Impact of COVID–19 on water consumption
The importance of personal hygiene has increased multifold since the outbreak of COVID–19. Multilateral institutions and government agencies across countries have been regularly issuing guidelines and directives on safe water, sanitation and adequate hygiene (WASH) as a preventive measure against the virus. Emphasis is specially laid on following good hand wash practices—a simple act, it goes a long way in saving lives.
Amid the increasing importance of personal hygiene and cleanliness of immediate surroundings, the average consumption of water per person has increased during the current pandemic.
Municipal authorities and regional administrative bodies across the globe report a 10–60% increase in water consumption from mid-March to May 2020, reflecting rise in awareness about personal hygiene amid the outbreak. Water consumption is likely to remain high in the coming months until the disease is controlled.

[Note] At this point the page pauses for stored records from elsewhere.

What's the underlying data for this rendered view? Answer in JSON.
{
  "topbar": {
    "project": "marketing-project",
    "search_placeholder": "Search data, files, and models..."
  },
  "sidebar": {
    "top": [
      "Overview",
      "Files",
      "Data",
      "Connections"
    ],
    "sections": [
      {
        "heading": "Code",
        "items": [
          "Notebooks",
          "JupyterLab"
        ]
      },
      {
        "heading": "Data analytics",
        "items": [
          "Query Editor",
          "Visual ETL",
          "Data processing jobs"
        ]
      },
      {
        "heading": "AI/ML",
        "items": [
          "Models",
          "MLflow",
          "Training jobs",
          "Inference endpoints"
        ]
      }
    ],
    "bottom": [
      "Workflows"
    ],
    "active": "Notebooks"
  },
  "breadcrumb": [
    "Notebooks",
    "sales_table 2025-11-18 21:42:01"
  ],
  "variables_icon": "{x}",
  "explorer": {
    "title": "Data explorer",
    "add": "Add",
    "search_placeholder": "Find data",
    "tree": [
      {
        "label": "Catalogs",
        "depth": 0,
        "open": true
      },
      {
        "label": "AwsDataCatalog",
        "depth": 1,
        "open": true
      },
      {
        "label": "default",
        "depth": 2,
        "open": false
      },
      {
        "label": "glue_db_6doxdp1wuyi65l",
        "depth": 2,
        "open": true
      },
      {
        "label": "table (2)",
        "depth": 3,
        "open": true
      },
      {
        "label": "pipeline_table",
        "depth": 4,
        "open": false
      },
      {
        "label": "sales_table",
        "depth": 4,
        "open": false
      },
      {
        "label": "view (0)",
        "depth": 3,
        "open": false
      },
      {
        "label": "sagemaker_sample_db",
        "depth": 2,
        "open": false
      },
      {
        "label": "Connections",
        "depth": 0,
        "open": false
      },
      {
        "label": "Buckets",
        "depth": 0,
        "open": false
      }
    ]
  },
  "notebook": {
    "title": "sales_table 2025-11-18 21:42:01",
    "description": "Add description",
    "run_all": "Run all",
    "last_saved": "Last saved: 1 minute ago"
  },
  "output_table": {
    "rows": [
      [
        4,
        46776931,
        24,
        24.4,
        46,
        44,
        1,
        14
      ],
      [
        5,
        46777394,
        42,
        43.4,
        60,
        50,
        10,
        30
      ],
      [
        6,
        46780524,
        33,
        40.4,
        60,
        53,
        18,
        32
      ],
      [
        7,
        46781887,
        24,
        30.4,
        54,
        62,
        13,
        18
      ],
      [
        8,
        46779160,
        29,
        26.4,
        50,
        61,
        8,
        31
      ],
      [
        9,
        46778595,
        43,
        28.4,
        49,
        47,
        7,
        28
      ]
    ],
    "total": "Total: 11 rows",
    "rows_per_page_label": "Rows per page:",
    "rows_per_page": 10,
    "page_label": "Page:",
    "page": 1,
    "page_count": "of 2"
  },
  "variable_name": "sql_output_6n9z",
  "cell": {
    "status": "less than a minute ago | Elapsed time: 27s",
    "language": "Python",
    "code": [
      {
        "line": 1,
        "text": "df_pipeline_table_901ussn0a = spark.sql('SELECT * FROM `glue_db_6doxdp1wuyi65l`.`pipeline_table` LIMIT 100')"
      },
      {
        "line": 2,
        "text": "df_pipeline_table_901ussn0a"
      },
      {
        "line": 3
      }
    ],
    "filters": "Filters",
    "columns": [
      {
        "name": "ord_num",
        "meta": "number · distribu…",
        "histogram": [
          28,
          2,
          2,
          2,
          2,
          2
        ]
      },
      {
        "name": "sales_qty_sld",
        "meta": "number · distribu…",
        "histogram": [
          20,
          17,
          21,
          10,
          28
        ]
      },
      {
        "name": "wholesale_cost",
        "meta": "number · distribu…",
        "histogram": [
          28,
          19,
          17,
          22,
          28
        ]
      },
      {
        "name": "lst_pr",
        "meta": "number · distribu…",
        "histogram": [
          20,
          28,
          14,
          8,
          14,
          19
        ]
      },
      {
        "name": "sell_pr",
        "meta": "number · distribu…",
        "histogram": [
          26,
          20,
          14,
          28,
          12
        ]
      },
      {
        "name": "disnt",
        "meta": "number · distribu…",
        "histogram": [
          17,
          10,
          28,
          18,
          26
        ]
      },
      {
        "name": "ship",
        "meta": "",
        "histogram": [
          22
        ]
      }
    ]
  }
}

Community/public toilets: A major source of infection
COVID–19 is highly infectious and can spread through contact or contamination. As the virus is transmitted through respiratory droplets, a person can get infected by touching the surface hosting the droplets. The economically weaker sections of the society are highly exposed to the risk of contagion as they share community toilets. These toilets, especially in developing countries, are hardly clean or maintained, which increases the risk of infection manifold.

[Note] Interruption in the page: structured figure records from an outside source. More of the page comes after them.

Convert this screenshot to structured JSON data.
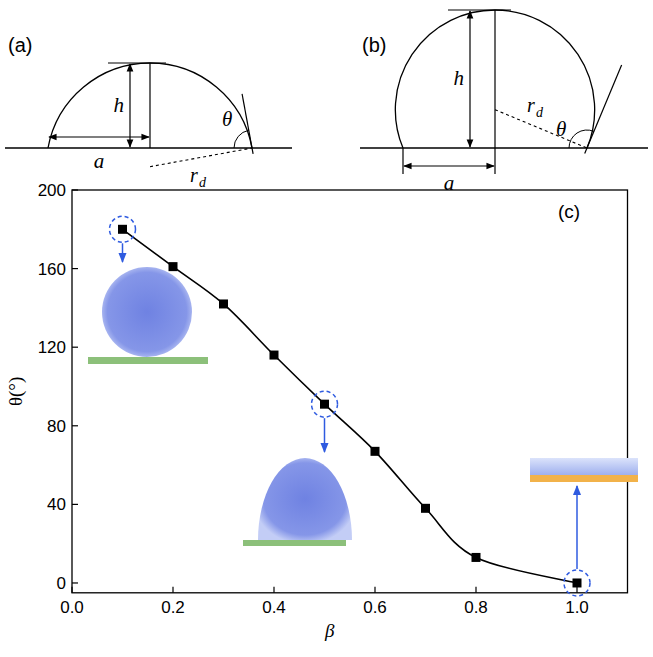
{
  "panels": [
    {
      "label": "(a)",
      "h": "h",
      "a": "a",
      "theta": "θ",
      "r": "r",
      "r_sub": "d"
    },
    {
      "label": "(b)",
      "h": "h",
      "a": "a",
      "theta": "θ",
      "r": "r",
      "r_sub": "d"
    }
  ],
  "chart_data": {
    "type": "line",
    "panel_label": "(c)",
    "x_label": "β",
    "y_label": "θ(°)",
    "x": [
      0.1,
      0.2,
      0.3,
      0.4,
      0.5,
      0.6,
      0.7,
      0.8,
      1.0
    ],
    "values": [
      180,
      161,
      142,
      116,
      91,
      67,
      38,
      13,
      0
    ],
    "color": "#000000",
    "marker": "square",
    "line_style": "solid",
    "xlim": [
      0,
      1.1
    ],
    "ylim": [
      -5,
      200
    ],
    "xticks": [
      {
        "value": 0,
        "label": "0.0"
      },
      0.2,
      0.4,
      0.6,
      0.8,
      {
        "value": 1,
        "label": "1.0"
      }
    ],
    "yticks": [
      0,
      40,
      80,
      120,
      160,
      200
    ],
    "grid": false
  }
}
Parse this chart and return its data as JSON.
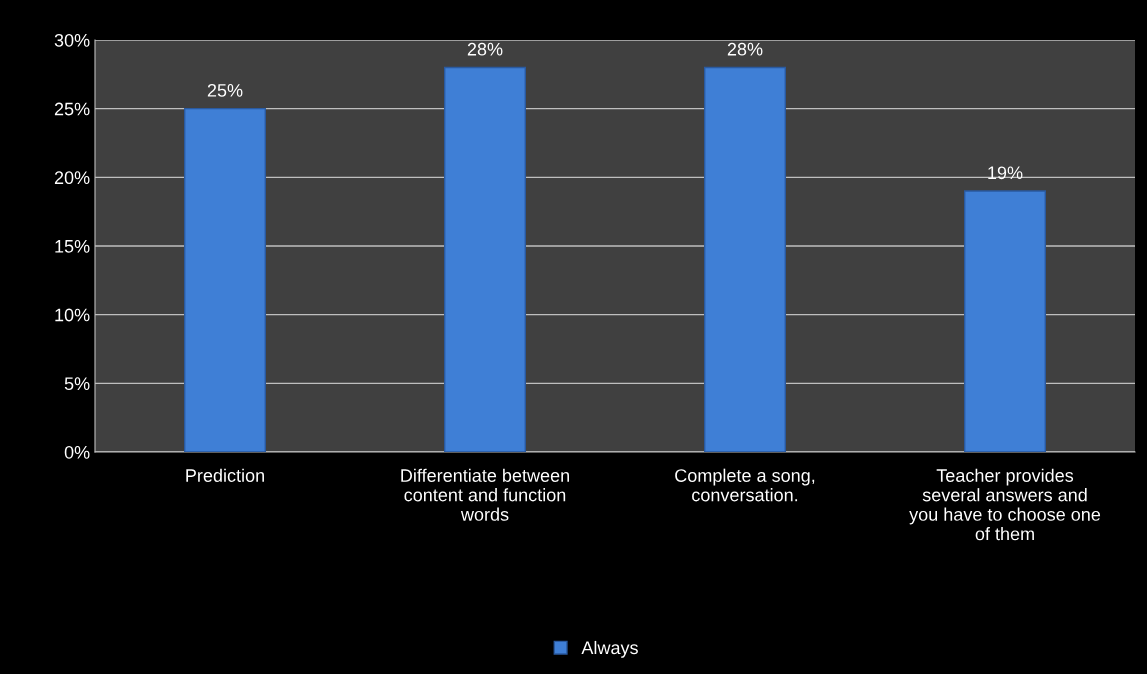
{
  "chart_data": {
    "type": "bar",
    "categories": [
      "Prediction",
      "Differentiate between\ncontent and function\nwords",
      "Complete a song,\nconversation.",
      "Teacher provides\nseveral answers and\nyou have to choose one\nof them"
    ],
    "series": [
      {
        "name": "Always",
        "color": "#3f7fd6",
        "values": [
          25,
          28,
          28,
          19
        ],
        "value_labels": [
          "25%",
          "28%",
          "28%",
          "19%"
        ]
      }
    ],
    "ylim": [
      0,
      30
    ],
    "yticks": [
      {
        "value": 0,
        "label": "0%"
      },
      {
        "value": 5,
        "label": "5%"
      },
      {
        "value": 10,
        "label": "10%"
      },
      {
        "value": 15,
        "label": "15%"
      },
      {
        "value": 20,
        "label": "20%"
      },
      {
        "value": 25,
        "label": "25%"
      },
      {
        "value": 30,
        "label": "30%"
      }
    ],
    "grid": "y",
    "legend": "bottom"
  }
}
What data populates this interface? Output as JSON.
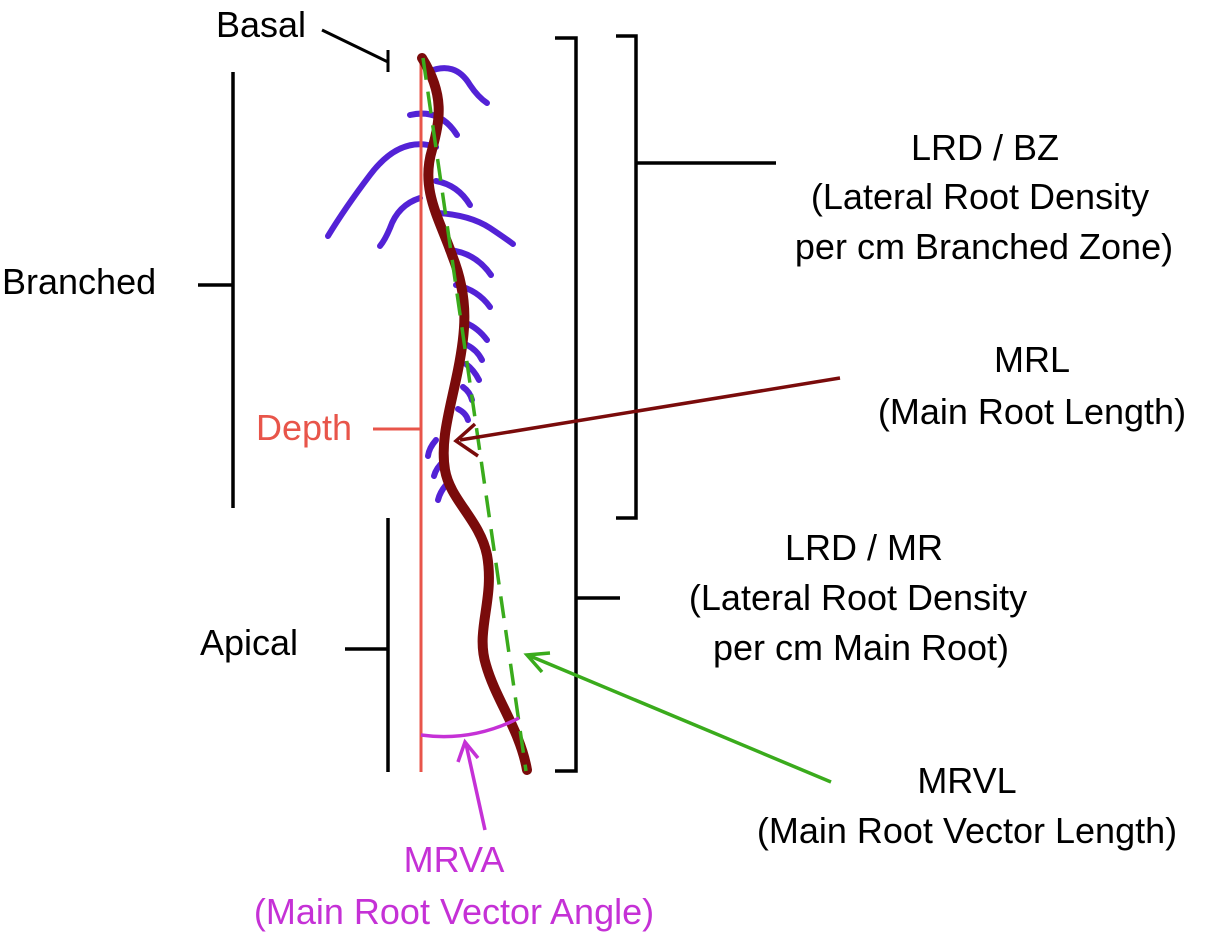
{
  "labels": {
    "basal": "Basal",
    "branched": "Branched",
    "depth": "Depth",
    "apical": "Apical",
    "lrd_bz_title": "LRD / BZ",
    "lrd_bz_line1": "(Lateral Root Density",
    "lrd_bz_line2": "per cm Branched Zone)",
    "mrl_title": "MRL",
    "mrl_line1": "(Main Root Length)",
    "lrd_mr_title": "LRD / MR",
    "lrd_mr_line1": "(Lateral Root Density",
    "lrd_mr_line2": "per cm Main Root)",
    "mrvl_title": "MRVL",
    "mrvl_line1": "(Main Root Vector Length)",
    "mrva_title": "MRVA",
    "mrva_line1": "(Main Root Vector Angle)"
  },
  "colors": {
    "black": "#000000",
    "main_root": "#7a0b0b",
    "lateral_roots": "#5322d6",
    "depth": "#e8554a",
    "vector": "#3aab1c",
    "angle": "#c531d6",
    "mrl_arrow": "#7a0b0b"
  }
}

Shared restrooms in commercial spaces and offices could be risky as well. Accordingly, it would be beneficial to have suitable sanitation related facilities to check the spread of the infection. Having smart sanitation facilities, capable of ‘intelligent’ use of water, could be the first line of defense against the virus.
As offices and shopping malls reopen, the usage of common restrooms will also increase. Given the hazards associated with restrooms, where innumerable hands touch the taps and faucets, certain measures (might have a cost component) need to be taken to ensure they are ‘safe’ to use. Public or commercial restrooms could be designed around the concept of keeping them infection-free.
Some of the solutions in the short-to-medium term include:
Touch-free taps/faucets or sensor taps
Sensor doors which open and allow movement without individuals having to touch handles
Integrated wash basin with sensor taps/faucets and soap dispensers, along with hand dryers
Free standing dispensers with foot pedal kept at the entrance of the restroom; dispensers are tagged to a sensor, which provides real-time refill status of the dispensing solution
Toilets equipped with self-washing mechanism
Role of sanitaryware manufacturers
COVID–19 has forced the global community to take a relook at sanitation and hygiene measures, especially in public restrooms, leading to demand for their renovation.
It has created awareness and need for smart toilets and bathrooms. Their adoption is expected to increase, especially in North America and Europe. Keeping developing nations in mind, sanitaryware manufacturers must introduce smart sanitation solutions that are light on the budget. Once users start appreciating the value, there will be further uptake in medium- to high-priced smart sanitation solutions.
The pandemic has created opportunities for sanitaryware manufacturers—their offerings would help the world to fight the disease. Accordingly, stakeholders in the sanitaryware industry should rise to the challenge and channelize their resources to develop and introduce cost-effective, intelligent and sustainable solutions that would not only help in the battle against the current pandemic but also become the future of public hygiene.